You can also try selecting cheeses by the type of milk such as cow, goat or sheep for a range of different flavours.

When planning your cheeses, balance the strength of the cheese to your choice of meat. If you choose smoky meats, pair it with an equally strong blue cheese. If your meats are salty and elegant such as prosciutto, a hard cheese like Pecorino partner best. If you’re serving a really strong cheese, serve it on a separate platter to avoid flavour contamination.

To serve, bring the cheese to room temperature by removing it from the refrigerator approximately one hour before serving.

For firm cheese, a knife with holes prevents the cheese from sticking to it, a butter knife works for soft cheeses and for hard varieties, a cheese plane will shave off the perfect thickness of cheese for your cracker. If you don’t have special cheese knives, just remember to provide one knife for each cheese to avoid mixing the different flavours together.
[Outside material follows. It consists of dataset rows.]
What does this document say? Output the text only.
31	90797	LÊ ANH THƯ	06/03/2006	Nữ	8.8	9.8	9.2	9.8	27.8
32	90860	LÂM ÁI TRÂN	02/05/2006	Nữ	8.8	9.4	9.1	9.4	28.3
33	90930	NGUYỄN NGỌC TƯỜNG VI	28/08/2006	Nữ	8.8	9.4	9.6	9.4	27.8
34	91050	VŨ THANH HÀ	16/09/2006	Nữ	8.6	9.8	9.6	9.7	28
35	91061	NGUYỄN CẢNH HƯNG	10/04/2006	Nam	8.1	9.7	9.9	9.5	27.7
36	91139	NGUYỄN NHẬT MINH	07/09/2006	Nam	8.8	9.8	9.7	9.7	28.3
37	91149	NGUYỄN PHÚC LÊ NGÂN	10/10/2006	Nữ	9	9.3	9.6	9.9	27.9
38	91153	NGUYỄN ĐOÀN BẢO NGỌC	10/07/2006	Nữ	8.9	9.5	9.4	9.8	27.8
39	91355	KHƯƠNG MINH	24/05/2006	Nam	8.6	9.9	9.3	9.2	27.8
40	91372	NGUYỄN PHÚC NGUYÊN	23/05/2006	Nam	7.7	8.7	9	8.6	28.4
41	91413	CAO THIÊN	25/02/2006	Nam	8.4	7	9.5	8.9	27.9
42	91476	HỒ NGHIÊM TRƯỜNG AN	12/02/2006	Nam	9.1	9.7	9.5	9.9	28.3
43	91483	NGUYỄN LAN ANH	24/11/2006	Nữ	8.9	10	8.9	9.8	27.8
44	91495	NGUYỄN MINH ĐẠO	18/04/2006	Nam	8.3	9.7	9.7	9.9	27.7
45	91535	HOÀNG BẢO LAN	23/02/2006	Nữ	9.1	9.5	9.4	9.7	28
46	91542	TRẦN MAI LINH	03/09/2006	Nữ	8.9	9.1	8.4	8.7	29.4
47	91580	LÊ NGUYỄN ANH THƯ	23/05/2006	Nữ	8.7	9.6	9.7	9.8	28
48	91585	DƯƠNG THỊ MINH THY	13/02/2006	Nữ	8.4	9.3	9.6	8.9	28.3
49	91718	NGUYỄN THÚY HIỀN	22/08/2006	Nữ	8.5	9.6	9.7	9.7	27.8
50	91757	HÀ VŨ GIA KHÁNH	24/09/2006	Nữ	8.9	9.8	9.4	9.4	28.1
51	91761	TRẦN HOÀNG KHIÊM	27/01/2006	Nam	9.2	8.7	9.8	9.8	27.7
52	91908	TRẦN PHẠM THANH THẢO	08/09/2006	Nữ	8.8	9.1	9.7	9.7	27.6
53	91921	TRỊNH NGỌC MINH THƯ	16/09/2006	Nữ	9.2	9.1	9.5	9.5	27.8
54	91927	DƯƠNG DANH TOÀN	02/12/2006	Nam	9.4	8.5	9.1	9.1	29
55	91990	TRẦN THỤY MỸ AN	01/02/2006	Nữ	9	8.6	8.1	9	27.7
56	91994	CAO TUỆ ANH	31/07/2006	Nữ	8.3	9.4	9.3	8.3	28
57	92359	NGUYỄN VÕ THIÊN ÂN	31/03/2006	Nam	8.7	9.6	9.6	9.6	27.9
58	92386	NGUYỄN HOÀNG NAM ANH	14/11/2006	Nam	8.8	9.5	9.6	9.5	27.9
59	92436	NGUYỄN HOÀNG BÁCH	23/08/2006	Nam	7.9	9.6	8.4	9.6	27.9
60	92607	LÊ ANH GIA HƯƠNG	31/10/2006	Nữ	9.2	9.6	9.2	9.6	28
Condiments, condiments, condiments! Use them generously, they build layers of flavours beyond the meat and cheese, add interest and round out the entire experience. Serve them in little bowls on the board with a small spoon or knife for easy sharing. Choose a variety from the following:

Acidic foods cut the richness of cheese. Choose from gherkins, kimchi or anything pickled like red onions, artichokes and mushrooms. Fresh fruit such as slices of mild pear, the tang of an apple or grapes. Look for delicate champagne grapes for a special treat.

Oily foods are a great foil to meats. Examples are olives and marinated vegetables such as mushrooms, eggplant and sun-dried tomatoes.

Flavour excitement comes from sweet, savoury and salty foods. The sky is the limit here. Grainy mustards, vegetable salsa, fruit chutney, honey, ratatouille, caponata, bacon jam, wine based jelly or caramelized onions.

Textural diversity is as important as flavour. You could add crunchy raw vegetables but I recommend roasted nuts or apple chips. Dense and chewy can be had from dried fruit such as figs, cherries or apricots.

Bread plays a supportive role. Offer a selection of breads, including sliced baguette, bread sticks, and crackers in all different shapes and sizes. It’s not a good idea to vary the taste and texture among the breads because they will just fight with everything else on the board. If you’re serving soft cheeses and spreadable condiments, slices of fresh baguette allow for easy smearing of all the flavours.

Spread out the spread

Once you’ve chosen your food it’s time to put the platter together. Choose a large plate, a food grade wooden board or marble slab, with plenty of room so that none of the cheeses or meats touches anything else and you have plenty of room for cutting. Really strong cheeses should be on their own platter.